当初一句“抑郁症而已,不算什么大事”,把一切原因归咎于她承受能力太差,身体太脆弱的缘故。
和旁人侃侃而谈,如今小孩娇生惯养,心理素质实在不行,一副高高在上的姿态,说起别人家的孩子如何如何优秀,压力再大也没有说生病的,只知道批评她的不是,从不曾低下头来问问她为什么会这样。
近几年又因为年纪渐渐大了,几度催着她结婚,如今已然到了只要有人愿意要她,什么样的人都可以接受的地步。

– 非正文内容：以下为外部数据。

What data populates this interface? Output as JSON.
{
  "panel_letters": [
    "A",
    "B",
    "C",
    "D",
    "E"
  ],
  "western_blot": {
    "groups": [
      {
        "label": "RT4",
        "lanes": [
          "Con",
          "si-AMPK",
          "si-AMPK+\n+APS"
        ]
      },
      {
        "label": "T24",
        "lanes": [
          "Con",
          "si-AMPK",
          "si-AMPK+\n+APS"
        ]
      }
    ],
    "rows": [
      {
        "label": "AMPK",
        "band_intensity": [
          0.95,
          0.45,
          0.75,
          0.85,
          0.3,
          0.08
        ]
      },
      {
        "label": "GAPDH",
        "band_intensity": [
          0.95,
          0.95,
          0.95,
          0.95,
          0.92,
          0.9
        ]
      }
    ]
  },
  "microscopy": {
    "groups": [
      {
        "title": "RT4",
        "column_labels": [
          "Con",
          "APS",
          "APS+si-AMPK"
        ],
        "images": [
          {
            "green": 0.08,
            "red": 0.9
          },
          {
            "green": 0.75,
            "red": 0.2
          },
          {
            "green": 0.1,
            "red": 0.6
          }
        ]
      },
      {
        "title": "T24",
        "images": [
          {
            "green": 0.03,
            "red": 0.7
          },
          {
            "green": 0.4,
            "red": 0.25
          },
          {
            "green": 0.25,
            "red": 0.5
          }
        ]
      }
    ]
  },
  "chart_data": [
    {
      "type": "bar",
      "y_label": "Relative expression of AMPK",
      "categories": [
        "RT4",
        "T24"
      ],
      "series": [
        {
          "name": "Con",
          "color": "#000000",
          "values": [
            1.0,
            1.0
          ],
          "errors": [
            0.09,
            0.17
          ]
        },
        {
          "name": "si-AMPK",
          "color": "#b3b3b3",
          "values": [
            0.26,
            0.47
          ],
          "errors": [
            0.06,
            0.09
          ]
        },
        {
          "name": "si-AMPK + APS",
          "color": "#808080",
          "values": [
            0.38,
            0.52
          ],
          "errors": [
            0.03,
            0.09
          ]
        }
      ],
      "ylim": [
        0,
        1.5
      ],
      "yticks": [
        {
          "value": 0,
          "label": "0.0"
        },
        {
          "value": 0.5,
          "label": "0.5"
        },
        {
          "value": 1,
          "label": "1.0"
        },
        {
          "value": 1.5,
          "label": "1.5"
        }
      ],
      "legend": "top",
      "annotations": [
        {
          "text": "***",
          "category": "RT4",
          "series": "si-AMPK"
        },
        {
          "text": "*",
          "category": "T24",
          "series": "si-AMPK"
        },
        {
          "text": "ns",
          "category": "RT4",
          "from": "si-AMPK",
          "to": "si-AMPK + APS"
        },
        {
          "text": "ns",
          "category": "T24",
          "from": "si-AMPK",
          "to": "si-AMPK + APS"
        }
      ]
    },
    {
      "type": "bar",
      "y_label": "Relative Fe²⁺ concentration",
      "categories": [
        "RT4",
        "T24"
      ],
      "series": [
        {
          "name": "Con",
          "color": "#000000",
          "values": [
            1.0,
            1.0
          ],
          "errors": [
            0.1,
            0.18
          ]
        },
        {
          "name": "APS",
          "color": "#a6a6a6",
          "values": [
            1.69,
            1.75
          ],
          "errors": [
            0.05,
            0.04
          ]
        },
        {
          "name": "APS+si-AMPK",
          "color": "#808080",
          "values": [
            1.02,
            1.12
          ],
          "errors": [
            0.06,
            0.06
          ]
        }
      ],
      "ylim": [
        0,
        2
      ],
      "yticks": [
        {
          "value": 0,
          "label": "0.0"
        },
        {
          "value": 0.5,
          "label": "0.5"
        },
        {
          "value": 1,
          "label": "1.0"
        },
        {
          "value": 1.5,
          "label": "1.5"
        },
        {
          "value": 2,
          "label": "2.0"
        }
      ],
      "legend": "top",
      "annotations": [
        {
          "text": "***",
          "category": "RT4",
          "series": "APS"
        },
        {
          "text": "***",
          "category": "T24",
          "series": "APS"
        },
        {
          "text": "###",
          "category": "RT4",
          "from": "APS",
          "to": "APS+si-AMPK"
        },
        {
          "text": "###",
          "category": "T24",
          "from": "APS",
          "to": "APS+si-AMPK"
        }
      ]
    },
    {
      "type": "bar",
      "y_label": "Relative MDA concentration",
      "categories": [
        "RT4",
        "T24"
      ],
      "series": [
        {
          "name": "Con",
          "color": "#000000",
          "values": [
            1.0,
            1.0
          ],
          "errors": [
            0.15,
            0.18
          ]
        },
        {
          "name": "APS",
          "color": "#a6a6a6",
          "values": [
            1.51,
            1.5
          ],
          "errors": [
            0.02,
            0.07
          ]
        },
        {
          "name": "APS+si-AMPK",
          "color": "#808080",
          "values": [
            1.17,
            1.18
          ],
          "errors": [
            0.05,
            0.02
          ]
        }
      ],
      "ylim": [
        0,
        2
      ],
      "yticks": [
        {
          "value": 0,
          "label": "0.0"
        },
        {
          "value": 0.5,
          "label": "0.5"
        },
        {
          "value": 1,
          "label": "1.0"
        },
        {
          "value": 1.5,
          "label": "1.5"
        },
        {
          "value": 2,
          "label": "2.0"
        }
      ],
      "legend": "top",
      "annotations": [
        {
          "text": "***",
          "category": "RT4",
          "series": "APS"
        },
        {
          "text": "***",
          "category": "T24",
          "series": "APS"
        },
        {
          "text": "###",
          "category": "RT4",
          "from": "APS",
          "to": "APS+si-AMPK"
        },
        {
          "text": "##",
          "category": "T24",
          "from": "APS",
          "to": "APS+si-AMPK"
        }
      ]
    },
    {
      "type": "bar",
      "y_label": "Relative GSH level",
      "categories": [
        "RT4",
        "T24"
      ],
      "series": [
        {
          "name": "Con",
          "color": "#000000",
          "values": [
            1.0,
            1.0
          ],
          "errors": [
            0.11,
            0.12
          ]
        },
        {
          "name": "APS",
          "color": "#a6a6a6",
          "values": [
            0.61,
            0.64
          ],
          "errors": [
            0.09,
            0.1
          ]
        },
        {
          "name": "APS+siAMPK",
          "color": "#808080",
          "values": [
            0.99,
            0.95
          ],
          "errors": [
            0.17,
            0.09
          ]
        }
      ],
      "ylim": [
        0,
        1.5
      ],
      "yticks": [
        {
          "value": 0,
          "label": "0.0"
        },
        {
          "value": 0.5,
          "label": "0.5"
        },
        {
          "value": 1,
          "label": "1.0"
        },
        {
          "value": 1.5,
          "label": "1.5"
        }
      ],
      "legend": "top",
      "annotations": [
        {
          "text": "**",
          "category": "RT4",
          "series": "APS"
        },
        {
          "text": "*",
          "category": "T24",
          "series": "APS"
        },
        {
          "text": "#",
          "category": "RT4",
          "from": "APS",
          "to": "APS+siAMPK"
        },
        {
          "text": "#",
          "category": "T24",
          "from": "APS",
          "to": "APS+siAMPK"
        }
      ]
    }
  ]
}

一个近四十的男人,只有老实一个优点能拿的出来的人,她欢喜的想要她赶紧嫁过去。
而父亲只有一句:听母亲的话。
卫苨哭都哭不出来,只觉得心酸的到处都在疼,冷气从脚底泛上脊背,从心底开始怀疑,这两个人真的是自己父母吗?
他们迫不及待的样子,像是在甩掉一个沉重的包袱。
可卫苨扪心自问,她从未给他们添过什么负担。
她一个人走过了许多年,受过的委屈和冷落,她一句埋怨的话都没有说过。
这样也不够吗?
他们有心疼过她,哪怕一次吗?
客厅传来脚步声,紧接着是关门的声音。
大概是去请对方吃饭,当面道歉了。
毕竟是同校的老师,母亲又是极爱面子的性格。
说来好笑,当初查出她生病,母亲第一句话就是不要告诉别人。
脸面,在她心里比自己还要重要。
卫苨有时候恨极了也会想,既然不要她,当初为什么要生下她?
难道作为父母,生下孩子,只需按月打钱就够了吗?
远方的高楼大厦笼罩在云层下,天气很是应景,乌云远远飘过来,要下雨了。
卫苨走到落地窗边,望着那些在城市狭窄街道里行驶的车辆,一辆挨着一辆,密密麻麻,如同在墙角细小缝隙里奔忙的蚂蚁。
她的生命比蚂蚁还要轻微。
冷风穿堂过,也穿过心口的窟窿,冷的她止不住地打冷战。
卫苨一时想不起来,过去那些年她是如何走过来的。
童年是个很美好的词,每个人谈起它,脑海里都会闪过无数个绚烂的夏天。
可她其实不太喜欢夏天。
漫长的暑假总是不断的提醒着卫苨,她是个没有归处的人。
她一个人往返于学校和借住家庭之间,孤独的走了很多条路,那么长,那么遥远的,看不到尽头的路。
小城里总有运沙的卡车驶过乡间小道,留下呛人的尘土,时间久了,整个城镇都是灰蒙蒙的,她的心好像也在漫长的时间长河里,蒙上了厚厚的灰尘。
不知道是在哪一天,她心里突然产生了一个疑问。
她为什么活着?
卫苨找不到答案,她不知道自己为什么而活,也不知道自己能够因为什么去死。
活的不纯粹,死的也不够干脆。
于是她就这么没头没脑的忍耐着,哭泣着,孤独的,在无数个睡不着的深夜,翻来覆去的折磨着自己,在一个陌生的城市里,无依无靠的长大了。
她以为等到长大,一切就会好起来,可是她已经27岁,成长为了一个大人,结果是,她又要再一次的被抛弃。
熟悉的铃声响起,卫苨听了好一会才反应过来是自己的手机在响。